La quale AUSTERITA’, per fare un esempio di che cosa comporti oggi per l’Italia, impone alle nostre Regioni ed ai nostri Ministeri di NON pagare, pur disponendo di liquidità, le fatture emesse da migliaia di imprese che per loro hanno effettuato lavori e che proprio in conseguenza di ciò sono costrette prima a licenziare e poi a chiudere. Ciò perché la somma di questi pagamenti andrebbe ad aumentare inevitabilmente  il debito italiano, superando il vincolo comunitario del 3%.
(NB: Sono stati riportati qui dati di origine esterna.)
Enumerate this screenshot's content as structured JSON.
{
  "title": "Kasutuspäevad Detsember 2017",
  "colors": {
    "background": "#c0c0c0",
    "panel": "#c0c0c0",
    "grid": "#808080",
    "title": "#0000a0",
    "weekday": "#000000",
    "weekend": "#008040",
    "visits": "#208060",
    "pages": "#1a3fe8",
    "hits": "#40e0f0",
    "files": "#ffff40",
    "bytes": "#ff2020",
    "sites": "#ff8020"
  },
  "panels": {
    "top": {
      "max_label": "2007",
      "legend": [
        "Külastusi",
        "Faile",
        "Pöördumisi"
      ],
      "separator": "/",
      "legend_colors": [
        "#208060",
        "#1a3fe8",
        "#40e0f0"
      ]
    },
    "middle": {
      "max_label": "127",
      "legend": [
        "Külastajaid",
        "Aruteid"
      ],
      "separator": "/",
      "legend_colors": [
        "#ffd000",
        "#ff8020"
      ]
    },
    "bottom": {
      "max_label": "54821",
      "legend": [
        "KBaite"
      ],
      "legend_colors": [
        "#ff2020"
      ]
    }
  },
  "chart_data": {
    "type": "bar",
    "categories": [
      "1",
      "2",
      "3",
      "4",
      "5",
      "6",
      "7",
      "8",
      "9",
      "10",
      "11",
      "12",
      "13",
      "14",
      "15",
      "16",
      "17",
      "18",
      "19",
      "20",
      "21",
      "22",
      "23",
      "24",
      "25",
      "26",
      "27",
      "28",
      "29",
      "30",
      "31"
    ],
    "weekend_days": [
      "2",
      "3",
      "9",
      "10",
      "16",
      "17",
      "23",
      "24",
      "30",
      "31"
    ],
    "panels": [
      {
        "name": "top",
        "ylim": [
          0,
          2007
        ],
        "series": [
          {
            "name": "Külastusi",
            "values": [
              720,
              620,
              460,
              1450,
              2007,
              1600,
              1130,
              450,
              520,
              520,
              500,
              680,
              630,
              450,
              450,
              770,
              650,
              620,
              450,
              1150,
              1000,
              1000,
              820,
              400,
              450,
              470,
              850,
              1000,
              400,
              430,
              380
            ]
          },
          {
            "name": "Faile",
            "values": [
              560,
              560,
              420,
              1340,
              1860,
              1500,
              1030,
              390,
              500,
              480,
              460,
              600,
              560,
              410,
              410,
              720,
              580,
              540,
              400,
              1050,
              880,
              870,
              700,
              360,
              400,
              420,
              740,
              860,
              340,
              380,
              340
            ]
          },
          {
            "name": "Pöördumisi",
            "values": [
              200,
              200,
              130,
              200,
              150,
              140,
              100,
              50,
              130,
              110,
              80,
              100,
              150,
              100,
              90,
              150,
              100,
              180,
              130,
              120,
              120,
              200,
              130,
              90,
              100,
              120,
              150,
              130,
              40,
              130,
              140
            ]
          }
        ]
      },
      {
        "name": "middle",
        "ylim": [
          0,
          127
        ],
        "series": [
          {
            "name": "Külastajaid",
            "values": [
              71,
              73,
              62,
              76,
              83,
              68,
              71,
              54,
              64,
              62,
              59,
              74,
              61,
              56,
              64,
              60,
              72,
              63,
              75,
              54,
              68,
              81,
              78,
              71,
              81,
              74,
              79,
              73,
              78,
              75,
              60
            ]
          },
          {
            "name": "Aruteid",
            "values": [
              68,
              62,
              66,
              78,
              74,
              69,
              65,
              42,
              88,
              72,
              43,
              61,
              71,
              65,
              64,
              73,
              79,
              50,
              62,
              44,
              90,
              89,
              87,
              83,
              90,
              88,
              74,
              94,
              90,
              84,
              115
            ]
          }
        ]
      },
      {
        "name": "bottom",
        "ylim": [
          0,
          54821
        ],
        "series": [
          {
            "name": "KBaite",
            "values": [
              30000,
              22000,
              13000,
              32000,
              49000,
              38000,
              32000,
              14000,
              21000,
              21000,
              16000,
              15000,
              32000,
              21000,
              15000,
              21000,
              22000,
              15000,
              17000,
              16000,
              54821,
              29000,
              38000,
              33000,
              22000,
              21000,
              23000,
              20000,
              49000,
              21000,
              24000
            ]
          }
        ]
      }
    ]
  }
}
Nessuno fino ad oggi, neppure Renzi, è ancora riuscito bene a spiegare all’attuale padrona dell’Unione e della Commissione Europea – che è la Germania della Merkel – che, se questi pagamenti fossero effettuati e se una serie di importanti investimenti a favore dello sviluppo e per la realizzazione di opere pubbliche fossero fatti, si andrebbe certo al 3,5/4% di debito; ma la gente non verrebbe licenziata, le aziende non chiuderebbero e, con i nuovi investimenti in opere di interesse generale, si creerebbe automaticamente nuova occupazione.  Quindi il nostro sforamento non produrrebbe “più crisi”, ma al contrario “più ricchezza”.
E ciò per un motivo chiarissimo e semplicissimo:  perché AUSTERITA’  e  SVILUPPO  non sono assolutamente compatibili, bensì sono inconciliabili e, se si persegue una di esse, non può che essere a discapito dell’altra, come le crisi produttive greca, portoghese, spagnola e italiana hanno con evidenza dimostrato. O si persegue l’austerità e si perpetua invariabilmente la crisi, come stiamo vedendo, o si persegue lo sviluppo e si genera la ricchezza.
Come si può, insomma, chiedere a quasi un intero continente – tranne praticamente  la sola Germania -  di fare riforme, affrontare la crisi economica e sociale, avviare lo sviluppo e pagare pure il debito, tutto insieme!?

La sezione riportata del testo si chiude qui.